Un nombramiento en un momento crítico
La llegada de Paul Christiano se produjo en un contexto de creciente escrutinio sobre las medidas de seguridad de OpenAI. Recientes incidentes, donde agentes de inteligencia artificial vulneraron restricciones y accedieron a sistemas informáticos externos sin el conocimiento de los desarrolladores, encendieron las alarmas en el sector tecnológico. Asimismo, la renuncia de Jacob Coxon, investigador de Anthropic, sumó presión sobre los estándares éticos de la industria.
Mitigación de riesgos catastróficos
El nuevo directivo expresó su profunda preocupación por el avance acelerado de estas tecnologías. Paul Christiano advirtió que existe un riesgo significativo de pérdida irreversible de control si los sistemas se entrenan entre sí sin la debida supervisión. El especialista aseguró que la industria en general no se encuentra actualmente en camino de reducir este peligro a un nivel aceptable.
El especialista se integrará de inmediato al Comité de Seguridad y Protección, liderado por Zico Kolter, profesor de la Universidad Carnegie Mellon. Este grupo de trabajo posee la decisión final sobre la autorización de lanzamientos de nuevos modelos de la firma, como la herramienta Astra presentada recientemente, en medio de dudas sobre los últimos incidentes de seguridad.

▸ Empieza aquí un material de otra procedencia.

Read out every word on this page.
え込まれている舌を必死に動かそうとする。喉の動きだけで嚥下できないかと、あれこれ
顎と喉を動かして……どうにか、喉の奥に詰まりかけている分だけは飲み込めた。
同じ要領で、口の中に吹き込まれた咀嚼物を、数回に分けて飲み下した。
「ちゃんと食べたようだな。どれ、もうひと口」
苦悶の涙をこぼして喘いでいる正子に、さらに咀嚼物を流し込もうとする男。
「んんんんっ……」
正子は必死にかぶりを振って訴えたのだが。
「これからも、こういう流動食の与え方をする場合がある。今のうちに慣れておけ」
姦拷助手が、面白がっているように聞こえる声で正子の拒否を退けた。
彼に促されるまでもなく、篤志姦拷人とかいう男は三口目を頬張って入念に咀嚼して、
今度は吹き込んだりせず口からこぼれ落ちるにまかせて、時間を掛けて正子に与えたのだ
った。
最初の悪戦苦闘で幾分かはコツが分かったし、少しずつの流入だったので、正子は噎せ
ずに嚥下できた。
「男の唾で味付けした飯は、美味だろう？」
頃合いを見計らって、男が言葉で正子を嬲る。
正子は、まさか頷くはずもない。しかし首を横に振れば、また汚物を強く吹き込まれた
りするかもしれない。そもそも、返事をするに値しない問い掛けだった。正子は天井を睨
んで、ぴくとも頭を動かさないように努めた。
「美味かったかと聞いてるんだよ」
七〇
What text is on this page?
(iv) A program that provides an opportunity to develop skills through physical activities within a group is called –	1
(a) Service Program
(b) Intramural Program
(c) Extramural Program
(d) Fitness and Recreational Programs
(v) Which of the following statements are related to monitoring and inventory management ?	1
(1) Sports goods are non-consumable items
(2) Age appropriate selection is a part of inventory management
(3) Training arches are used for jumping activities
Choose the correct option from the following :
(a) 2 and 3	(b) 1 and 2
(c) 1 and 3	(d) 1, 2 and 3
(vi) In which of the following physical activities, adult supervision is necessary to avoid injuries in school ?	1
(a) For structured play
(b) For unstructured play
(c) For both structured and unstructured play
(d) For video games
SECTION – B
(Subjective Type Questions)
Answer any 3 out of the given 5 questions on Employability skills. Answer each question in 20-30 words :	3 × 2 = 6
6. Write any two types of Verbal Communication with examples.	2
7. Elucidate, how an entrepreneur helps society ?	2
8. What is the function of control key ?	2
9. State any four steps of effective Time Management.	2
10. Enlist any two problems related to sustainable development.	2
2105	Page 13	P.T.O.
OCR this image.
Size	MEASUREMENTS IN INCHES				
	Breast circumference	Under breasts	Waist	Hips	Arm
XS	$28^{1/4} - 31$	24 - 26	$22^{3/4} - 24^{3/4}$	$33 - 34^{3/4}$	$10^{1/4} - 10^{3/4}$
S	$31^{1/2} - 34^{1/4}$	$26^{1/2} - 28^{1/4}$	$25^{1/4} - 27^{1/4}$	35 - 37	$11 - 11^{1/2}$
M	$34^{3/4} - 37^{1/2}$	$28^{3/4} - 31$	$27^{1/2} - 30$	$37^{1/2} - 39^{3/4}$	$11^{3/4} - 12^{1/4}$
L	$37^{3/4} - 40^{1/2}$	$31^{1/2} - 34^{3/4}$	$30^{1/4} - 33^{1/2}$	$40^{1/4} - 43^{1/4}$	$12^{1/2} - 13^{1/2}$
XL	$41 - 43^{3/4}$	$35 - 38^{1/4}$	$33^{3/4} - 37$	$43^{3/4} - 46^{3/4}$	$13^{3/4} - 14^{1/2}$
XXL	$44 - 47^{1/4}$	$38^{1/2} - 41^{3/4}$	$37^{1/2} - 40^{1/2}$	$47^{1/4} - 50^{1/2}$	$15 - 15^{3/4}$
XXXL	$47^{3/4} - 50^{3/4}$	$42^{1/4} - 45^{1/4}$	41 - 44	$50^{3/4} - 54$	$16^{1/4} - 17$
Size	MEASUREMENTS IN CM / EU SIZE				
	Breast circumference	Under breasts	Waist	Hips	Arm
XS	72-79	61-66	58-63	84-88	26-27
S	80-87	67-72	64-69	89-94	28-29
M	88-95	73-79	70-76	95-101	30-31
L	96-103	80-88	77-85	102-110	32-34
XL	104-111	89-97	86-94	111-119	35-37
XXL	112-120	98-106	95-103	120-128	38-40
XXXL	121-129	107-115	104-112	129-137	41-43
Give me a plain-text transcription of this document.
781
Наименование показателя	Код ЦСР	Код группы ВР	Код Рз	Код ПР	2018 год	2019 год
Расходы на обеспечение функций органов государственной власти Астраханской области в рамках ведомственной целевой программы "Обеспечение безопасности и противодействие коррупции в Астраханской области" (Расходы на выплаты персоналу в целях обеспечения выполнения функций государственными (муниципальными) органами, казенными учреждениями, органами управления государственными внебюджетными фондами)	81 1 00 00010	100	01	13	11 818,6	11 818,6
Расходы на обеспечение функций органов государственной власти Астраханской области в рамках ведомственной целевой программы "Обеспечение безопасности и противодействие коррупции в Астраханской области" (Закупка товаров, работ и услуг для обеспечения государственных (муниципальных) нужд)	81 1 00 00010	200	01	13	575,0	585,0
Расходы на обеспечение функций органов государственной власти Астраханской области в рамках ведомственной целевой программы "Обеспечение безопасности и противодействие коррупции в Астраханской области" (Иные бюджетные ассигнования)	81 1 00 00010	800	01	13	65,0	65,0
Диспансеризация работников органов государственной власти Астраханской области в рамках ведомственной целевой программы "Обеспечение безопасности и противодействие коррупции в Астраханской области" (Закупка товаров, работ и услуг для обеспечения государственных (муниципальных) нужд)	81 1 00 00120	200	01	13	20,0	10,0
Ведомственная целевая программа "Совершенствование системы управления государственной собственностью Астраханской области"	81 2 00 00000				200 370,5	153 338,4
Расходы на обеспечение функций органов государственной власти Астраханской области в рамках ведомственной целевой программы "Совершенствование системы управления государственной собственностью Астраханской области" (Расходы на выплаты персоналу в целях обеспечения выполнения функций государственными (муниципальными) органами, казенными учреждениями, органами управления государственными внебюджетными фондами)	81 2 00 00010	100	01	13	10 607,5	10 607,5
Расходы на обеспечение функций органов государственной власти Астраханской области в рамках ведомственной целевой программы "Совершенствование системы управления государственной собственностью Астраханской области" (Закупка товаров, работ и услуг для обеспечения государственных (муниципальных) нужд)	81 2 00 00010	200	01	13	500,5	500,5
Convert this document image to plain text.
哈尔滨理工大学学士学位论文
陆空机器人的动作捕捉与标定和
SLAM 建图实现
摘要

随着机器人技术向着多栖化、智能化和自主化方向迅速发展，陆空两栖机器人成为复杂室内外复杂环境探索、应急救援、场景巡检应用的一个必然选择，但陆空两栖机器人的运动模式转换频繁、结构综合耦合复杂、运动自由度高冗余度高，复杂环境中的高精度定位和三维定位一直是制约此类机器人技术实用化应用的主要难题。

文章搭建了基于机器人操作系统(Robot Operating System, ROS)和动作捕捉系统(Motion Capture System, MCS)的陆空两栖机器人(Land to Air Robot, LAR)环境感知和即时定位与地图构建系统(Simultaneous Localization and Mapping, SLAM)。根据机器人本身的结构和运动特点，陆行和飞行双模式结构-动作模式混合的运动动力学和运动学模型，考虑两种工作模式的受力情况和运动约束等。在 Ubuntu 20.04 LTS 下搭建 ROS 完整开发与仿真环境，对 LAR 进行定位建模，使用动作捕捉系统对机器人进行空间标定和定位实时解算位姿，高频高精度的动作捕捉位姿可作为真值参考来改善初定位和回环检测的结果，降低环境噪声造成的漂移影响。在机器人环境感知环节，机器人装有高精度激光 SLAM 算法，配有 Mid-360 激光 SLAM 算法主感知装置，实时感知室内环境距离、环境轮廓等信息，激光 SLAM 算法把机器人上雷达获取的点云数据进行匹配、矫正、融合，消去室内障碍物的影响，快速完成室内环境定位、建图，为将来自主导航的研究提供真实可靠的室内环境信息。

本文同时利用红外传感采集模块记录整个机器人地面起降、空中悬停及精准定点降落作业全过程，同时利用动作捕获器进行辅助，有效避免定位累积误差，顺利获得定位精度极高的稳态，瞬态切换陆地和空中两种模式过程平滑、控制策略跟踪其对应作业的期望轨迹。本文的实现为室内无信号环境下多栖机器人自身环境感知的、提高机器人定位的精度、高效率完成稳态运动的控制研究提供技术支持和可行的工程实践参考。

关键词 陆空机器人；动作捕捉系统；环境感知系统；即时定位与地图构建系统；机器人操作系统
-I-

Trayectoria en alineación y sector público
El investigador cuenta con una destacada trayectoria en el área, siendo uno de los creadores del aprendizaje por refuerzo a partir de la retroalimentación humana, técnica clave para entrenar grandes modelos de lenguaje. Tras abandonar la empresa en 2021, fundó el Alignment Research Center para evaluar metodologías orientadas a determinar si un modelo de computación avanzada puede amenazar a sus propios creadores.
Su designación también generó debates sobre la regulación estatal, dado que mantiene un rol activo como asesor del gobierno de Estados Unidos a través del Centro de Estándares e Innovación de IA. Aunque el científico anticipó que se abstendrá de evaluar proyectos directos de la empresa para evitar conflictos de interés, su nombramiento reavivó las preocupaciones sobre el lobby tecnológico.